In terms of interest, I go back to the 3 perspectives I bring to this effort, and that I included in my first blog post. From the viewpoint of my first perspective, the personal interest and knowledge, I was intrigued, and do feel that I gained something. The second viewpoint, the one that applies to my work, brings a bit of concern. I have seen examples in my corporate experience of overuse of a particular theory to the detriment of learners. We have a model based on a theory; we use that model, and it’s hard to gain acceptance for anything else. I think the combination of many techniques (and the learning theories that ground the techniques we use) enable a rich learning environment. I don’t think the problem is in the theories; I think the problem is in getting stuck on one theory applied to all situations. And then there’s the third perspective: my children’s education. I read with interest Jenny’s post on learning theories. I agree with the flexibility to give the student what is needed.

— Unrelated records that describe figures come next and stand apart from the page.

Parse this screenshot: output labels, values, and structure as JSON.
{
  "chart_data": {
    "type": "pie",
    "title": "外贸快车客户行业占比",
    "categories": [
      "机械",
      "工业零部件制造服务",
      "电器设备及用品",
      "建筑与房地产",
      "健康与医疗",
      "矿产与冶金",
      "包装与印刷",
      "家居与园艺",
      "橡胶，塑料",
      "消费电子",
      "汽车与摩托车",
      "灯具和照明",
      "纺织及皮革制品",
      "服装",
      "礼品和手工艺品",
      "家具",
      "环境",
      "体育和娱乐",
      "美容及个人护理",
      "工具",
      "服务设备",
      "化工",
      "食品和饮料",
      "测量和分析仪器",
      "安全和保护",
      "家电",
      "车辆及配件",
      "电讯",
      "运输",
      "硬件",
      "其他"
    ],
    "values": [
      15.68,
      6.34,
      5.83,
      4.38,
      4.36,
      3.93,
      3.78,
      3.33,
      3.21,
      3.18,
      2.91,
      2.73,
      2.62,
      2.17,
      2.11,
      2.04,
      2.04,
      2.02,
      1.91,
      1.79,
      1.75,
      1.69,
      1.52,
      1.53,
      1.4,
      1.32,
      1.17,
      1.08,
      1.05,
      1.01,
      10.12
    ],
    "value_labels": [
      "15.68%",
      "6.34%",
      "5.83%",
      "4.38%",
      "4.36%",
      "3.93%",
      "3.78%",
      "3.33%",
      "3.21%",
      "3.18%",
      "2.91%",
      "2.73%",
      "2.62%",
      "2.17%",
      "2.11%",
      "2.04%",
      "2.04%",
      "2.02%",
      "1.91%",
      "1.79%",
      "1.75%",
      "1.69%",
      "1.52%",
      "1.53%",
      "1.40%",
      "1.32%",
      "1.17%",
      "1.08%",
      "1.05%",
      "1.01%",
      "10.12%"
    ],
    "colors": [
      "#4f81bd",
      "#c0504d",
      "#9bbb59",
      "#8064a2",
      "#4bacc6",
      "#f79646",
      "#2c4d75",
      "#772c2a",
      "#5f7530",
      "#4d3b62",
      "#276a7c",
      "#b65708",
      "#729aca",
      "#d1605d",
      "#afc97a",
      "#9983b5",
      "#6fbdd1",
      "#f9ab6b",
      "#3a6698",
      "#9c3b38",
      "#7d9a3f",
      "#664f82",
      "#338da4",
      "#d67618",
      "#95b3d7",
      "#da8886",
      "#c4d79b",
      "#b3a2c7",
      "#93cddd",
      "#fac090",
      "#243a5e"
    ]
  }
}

Next month, I have the opportunity to chaperone an experiential learning trip with a class of 5th graders. As a chaperone, one of my responsibilities is to teach daily lessons to the students, both in a classroom, and while hiking through the woods or suspended 60 feet in the air on a ropes course. I’m sure that I will smile as I reflect on the Social Constructionism (is that right?) that will underly our lessons of winter animal tracks in the woods. But, I doubt that I will mention Vygotsky, Wittgenstein, or Papert to the kids, nor the many others that will influence the learning during that week.

As I continue through the PLENK experience, I appreciate all that I’m learning and discovering. I have a new appreciation for those who study and know learning theories. I hope that each time I have an opportunity to learn about learning theory, I pick up a few additional nuggets of knowledge, or new connections to resources where the knowledge exists. Now on to evaluating learning!

October 3, 2010

PLENK2010 Week 3: Smarter Data, Smarter People?

Posted in PLENK2010 at 7:12 pm by kristibroom

It’s been an interesting week in PLENK2010. While I’ve researched Web 3.0 a bit in the past, the implications for data connections, and smarter data are always intriguing. Someone in the Elluminate session chat said (paraphrased), when I need the data to find my child, I see the benefit. But, I want to control who sees the data. I don’t want others to be able to find my child, too. Wow.

It makes me think that this isn’t about technology, as so few things really are. It’s about adopting a new set of behaviors in reaction to technological advances. For some, that may mean locking up, shutting off as much of themselves as they can so the data doesn’t find them. I love Paul Ellerman’s representation of Xweb. Others will continue to share quite openly, maybe more than society at large sees as comfortable. My guess is most of us will find a happy medium somewhere that meets our individual needs.

I am also very interested in the part of Rita Kop’s post, which talks about the challenge of networked learning being finding the right information. She says “…research is available to show that not all adult learners are able to critically assess what they find online and might prefer to receive guidance from knowledgeable others.” (Kop, 2010) It makes me think about last week’s discussion of LMS and PLE, and the benefit of fewer choices for some people.

And it also raises the question of how do we find the right resources. And better yet, how do we teach others to do the same. Will xWeb solve this problem for us?

I’m starting to see the connections among all that I am learning in PLENK2010. I look forward to building additional strength in my network as the weeks continue.